A Classic Kristang Christmas

TRX//MyCity
In-Depth
A Classic Kristang Christmas
December 31, 2019
Kristang Christmas in Full Swing at Portugese Settlement

Kristang Christmas in Full Swing at Portugese Settlement

The Church of St Francis Xavier PJ

The Church of St Francis Xavier PJ

Debal Curry a Kristang Must Have

Debal Curry a Kristang Must Have

For Malaysia’s Kristang community, Christmas celebrations are very much a religious affair. However, it has also become a way to showcase their unique and distinctive cultural identity. 

“Unlike in Hollywood movies, Christmas morning is not as important for us. Our celebrations with the family start from Christmas Eve itself,” 30-something Kristang Conrad Bateman explains.

Most years, Conrad will travel from KL, where he lives, to his ancestral home in Melaka for the festive season. The communications professional has many family members still in Melaka’s Portuguese Settlement, home to over 400 Kristang families since the 1930s.

“My family gathers at my uncle's home in Bandar Hilir, where my grandmother resides, and we spend the day preparing for a feast which we will hungrily devour right after Christmas Midnight Mass,” he says.

However, Conrad has also celebrated Christmas in Cheras, with friends and family that are closer to hand. Many of the Klang Valley’s sizeable Kristang community emigrated from Melaka either for jobs or family ties and brought along the community’s Christmas traditions with them.
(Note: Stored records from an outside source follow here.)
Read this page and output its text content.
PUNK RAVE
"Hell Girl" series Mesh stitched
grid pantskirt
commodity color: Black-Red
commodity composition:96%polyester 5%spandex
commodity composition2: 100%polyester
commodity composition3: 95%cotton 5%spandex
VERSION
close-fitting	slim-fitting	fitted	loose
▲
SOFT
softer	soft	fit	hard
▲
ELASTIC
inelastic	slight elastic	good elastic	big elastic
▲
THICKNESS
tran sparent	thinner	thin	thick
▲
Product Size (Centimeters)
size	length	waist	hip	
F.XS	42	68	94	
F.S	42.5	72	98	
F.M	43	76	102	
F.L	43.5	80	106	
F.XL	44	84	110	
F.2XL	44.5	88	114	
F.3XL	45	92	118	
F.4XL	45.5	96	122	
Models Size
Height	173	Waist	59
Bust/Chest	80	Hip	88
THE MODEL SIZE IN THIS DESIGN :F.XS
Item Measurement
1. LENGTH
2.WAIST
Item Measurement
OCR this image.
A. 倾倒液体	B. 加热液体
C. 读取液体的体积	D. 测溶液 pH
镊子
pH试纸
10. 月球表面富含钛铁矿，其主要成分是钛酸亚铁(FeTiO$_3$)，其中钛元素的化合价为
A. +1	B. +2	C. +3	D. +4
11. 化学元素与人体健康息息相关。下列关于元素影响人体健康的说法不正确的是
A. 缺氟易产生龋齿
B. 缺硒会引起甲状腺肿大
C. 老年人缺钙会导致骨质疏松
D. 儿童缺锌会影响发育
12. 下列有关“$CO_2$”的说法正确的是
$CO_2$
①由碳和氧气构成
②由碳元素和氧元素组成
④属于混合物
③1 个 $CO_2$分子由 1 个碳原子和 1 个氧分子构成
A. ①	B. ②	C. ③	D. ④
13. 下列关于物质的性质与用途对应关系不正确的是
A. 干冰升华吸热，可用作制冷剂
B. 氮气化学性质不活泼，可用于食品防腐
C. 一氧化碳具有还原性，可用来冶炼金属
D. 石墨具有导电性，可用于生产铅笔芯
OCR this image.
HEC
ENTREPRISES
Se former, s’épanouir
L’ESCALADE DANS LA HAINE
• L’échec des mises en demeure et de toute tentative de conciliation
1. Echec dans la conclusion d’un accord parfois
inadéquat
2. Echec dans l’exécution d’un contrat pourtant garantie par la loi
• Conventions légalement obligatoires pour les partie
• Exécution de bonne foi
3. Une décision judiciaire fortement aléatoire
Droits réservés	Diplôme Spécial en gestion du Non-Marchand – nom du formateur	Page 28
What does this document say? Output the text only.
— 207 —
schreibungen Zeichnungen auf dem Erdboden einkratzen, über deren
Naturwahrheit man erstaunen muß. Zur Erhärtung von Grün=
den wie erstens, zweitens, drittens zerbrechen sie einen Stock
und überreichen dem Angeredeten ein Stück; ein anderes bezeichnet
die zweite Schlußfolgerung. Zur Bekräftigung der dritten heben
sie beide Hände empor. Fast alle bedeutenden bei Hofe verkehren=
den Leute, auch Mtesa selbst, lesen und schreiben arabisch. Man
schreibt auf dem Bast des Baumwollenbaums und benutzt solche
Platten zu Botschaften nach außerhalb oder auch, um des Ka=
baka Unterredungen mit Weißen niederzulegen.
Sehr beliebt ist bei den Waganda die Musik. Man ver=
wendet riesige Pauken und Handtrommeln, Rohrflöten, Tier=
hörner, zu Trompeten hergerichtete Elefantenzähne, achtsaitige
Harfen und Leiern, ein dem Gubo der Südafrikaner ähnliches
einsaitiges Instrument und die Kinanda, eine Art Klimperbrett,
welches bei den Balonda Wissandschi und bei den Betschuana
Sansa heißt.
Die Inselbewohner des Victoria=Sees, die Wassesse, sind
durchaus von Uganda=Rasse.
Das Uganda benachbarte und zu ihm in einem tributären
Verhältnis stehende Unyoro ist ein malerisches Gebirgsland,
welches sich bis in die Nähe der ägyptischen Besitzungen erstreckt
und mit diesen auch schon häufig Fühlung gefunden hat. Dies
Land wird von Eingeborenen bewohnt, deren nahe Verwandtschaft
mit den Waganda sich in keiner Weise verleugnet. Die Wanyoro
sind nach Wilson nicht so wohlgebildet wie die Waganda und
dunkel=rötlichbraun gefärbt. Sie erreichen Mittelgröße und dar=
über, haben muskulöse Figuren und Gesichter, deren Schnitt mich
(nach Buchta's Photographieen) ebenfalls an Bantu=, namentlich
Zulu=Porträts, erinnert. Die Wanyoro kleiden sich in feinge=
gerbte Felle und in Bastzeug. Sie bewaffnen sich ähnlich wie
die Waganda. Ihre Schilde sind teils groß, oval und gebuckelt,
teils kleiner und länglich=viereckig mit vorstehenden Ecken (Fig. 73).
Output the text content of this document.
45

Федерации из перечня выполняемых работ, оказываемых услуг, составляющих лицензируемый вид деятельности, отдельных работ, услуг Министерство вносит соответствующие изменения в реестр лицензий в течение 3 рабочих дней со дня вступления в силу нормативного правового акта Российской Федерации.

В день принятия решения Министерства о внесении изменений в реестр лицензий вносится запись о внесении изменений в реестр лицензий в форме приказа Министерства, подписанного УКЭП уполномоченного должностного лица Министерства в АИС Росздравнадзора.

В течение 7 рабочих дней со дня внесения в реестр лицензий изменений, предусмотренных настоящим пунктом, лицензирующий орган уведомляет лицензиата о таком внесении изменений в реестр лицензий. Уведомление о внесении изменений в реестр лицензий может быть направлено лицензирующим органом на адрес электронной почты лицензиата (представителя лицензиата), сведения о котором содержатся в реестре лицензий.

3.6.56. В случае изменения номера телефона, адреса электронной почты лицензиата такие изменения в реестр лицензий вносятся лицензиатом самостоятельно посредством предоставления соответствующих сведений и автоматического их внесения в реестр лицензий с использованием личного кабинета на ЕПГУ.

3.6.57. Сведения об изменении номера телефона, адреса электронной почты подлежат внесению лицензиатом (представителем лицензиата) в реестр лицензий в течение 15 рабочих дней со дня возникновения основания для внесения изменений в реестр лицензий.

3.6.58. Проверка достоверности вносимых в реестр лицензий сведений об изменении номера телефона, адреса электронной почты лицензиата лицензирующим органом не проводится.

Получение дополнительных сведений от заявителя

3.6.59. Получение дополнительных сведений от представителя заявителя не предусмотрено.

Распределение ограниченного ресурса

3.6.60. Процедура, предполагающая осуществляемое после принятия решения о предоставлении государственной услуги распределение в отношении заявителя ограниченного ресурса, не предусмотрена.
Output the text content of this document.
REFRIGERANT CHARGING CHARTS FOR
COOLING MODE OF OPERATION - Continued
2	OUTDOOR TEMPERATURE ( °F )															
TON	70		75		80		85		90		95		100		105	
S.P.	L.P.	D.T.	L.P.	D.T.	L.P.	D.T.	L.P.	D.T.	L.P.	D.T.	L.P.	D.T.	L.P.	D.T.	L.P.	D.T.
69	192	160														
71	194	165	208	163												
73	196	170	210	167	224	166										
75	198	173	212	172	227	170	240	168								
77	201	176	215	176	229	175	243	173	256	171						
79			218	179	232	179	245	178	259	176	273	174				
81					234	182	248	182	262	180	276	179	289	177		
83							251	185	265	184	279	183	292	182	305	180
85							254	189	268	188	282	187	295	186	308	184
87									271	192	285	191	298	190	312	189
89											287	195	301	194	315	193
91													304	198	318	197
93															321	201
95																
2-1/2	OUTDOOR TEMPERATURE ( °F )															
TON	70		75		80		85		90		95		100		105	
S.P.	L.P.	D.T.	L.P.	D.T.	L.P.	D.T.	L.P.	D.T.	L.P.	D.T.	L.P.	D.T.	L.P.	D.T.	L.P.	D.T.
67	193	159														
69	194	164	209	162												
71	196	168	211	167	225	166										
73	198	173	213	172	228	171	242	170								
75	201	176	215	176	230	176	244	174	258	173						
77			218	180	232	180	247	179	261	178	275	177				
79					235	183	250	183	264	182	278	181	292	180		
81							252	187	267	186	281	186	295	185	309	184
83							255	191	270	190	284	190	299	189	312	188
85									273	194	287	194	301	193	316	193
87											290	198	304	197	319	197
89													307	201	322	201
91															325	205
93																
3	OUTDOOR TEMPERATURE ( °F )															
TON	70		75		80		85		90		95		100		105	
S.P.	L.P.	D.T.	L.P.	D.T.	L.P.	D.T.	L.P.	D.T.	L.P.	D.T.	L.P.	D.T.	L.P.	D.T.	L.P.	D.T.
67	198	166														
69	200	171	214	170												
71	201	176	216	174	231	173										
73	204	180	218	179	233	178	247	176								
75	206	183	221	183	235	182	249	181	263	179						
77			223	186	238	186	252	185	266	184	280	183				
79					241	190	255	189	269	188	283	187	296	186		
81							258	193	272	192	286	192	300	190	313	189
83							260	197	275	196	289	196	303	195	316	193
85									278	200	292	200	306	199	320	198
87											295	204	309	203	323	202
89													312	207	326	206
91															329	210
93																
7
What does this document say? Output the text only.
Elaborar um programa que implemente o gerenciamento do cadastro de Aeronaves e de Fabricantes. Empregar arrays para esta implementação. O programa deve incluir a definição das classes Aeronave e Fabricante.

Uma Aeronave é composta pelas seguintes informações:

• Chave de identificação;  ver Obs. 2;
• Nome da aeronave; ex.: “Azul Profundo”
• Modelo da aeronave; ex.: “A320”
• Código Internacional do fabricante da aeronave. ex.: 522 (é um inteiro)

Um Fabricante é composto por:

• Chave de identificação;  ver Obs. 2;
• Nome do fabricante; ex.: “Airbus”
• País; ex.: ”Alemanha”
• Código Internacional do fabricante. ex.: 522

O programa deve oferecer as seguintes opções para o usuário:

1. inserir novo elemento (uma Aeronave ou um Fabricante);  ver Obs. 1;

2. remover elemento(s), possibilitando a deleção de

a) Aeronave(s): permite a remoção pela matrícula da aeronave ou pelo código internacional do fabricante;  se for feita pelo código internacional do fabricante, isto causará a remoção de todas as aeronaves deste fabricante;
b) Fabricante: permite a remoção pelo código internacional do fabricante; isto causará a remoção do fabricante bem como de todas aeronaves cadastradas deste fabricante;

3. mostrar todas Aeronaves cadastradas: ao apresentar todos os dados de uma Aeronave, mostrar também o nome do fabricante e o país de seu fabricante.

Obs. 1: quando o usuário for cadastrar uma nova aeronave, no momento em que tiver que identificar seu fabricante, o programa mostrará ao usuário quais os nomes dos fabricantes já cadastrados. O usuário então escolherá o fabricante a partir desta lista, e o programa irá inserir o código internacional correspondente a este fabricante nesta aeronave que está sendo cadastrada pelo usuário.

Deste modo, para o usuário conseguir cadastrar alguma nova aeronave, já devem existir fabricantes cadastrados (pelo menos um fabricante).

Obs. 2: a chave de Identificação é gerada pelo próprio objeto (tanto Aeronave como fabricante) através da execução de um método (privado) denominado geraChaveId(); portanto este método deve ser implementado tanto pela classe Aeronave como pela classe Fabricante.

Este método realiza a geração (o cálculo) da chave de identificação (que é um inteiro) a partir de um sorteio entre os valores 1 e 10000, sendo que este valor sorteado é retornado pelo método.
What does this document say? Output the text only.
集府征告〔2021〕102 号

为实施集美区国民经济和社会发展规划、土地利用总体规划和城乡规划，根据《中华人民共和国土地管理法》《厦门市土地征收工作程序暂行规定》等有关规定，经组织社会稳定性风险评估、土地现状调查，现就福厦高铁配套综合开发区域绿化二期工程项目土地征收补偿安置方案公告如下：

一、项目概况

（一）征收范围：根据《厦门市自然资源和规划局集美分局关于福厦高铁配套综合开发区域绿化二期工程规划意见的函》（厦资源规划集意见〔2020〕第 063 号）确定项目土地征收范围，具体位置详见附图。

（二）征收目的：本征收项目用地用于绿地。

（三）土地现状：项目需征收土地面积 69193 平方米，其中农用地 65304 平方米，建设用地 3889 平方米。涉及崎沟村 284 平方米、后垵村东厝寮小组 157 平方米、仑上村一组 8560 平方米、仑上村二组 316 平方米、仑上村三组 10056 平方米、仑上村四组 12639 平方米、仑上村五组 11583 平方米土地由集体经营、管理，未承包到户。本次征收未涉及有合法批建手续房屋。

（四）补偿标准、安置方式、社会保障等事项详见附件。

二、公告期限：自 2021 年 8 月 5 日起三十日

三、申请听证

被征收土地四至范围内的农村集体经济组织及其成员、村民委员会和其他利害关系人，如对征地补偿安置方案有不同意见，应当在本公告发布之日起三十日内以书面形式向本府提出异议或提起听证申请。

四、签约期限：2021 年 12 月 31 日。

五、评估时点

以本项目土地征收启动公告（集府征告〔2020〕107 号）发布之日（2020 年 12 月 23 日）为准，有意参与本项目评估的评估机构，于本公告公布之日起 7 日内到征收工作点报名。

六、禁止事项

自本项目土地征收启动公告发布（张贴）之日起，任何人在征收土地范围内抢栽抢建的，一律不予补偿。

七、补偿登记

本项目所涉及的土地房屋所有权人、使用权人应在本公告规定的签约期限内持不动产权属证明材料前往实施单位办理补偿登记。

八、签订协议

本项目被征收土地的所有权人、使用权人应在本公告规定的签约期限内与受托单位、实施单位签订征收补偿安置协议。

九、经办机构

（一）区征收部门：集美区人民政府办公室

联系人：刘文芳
Conrad is no different: “Sometimes we would bring my grandmother over to KL and celebrate Christmas here. My aunt and mother will assist her and my uncle, who is a sous chef, to prepare the food. The rest of us help out whenever it is needed.

“By 10 pm, we would head out to the Church of The Sacred Heart of Jesus in Maluri for the Midnight Mass. After that, we wish everyone at the church a ‘Merry Christmas’ and make our way home to begin feasting and, of course, opening our Christmas presents.”

The Kristangs, otherwise known as ‘Serani’ ‘Portuguese-Eurasians’ or ‘Malacca Portuguese’, are a creole ethnic group of mixed Portuguese and Malaccan descent. Besides Portuguese, they have strong Dutch, British, Malay, Chinese and Indian heritage.

As most members of the Kristang community are Roman Catholics, a significant portion of their religious practices mirror those of co-religionists in Europe. However, centuries of integration in Malaysia have resulted in their own special Christmas food, music and dance traditions. These include the debal, or devil curry, and sugee cakes, as well as the branyok music and dance, which shares similarities with the Malay joget in sound and provenance, mixing western instruments and scales with traditional Malay and Indian orchestral styles.

While the Portuguese Settlement remains the historical heartland for Kristang Christmas celebrations, those living in Klang Valley have found ways to make Christmas in the capital city uniquely their own. Besides the Church of the Sacred Heart of Jesus, other Roman Catholic churches such as the Church of Our Lady of Fatima in Brickfields and the St. Francis Xavier's Church, Petaling Jaya are popular destinations for Kristangs who wish to observe the midnight and Christmas day masses.

At these Churches, Kristang families will join fellow Catholics of different races to interact and socialise as a religious community. Kristangs in the Klang Valley, just as in Melaka’s Portuguese Settlement, also join in the quintessential Malaysian activity of hosting a festive Open House for friends and family of all races and religions.  

Such is the case for Desiree Lynn Fanvell, whose family uses this time of the year to strengthen their bonds with the Kristang community living in Kuala Lumpur, while introducing friends and families of different races to the delights of Kristang foods. 

“Christmas is all about the food for us. We start as early as 12am on Christmas Eve with fruit cake and wine, right after Midnight Mass,” Desiree Ann shares.

“The devil curry, pongteh chicken and acar pesi (or pickled fish) are must-haves at our family home for Christmas lunch. This is something that our KL friends and family look forward to as well,” continues the Business Strategy & Development Manager. 

For Marie De Cruz, living in the United States where she enjoyed a different kind of Christmas to the one she grew up with allowed her to combine both experiences into her own particular family celebration.  

“My children grew up believing in Santa Claus and putting out milk and cookies for him on Christmas Eve in the US, even though Santa is not traditionally featured in the Kristang community,” the retired office secretary explains.

“Today, they have continued this tradition with their own children here in Kuala Lumpur, but with the Kristang dessert bolu koku (coconut cake), instead of cookies,” she says.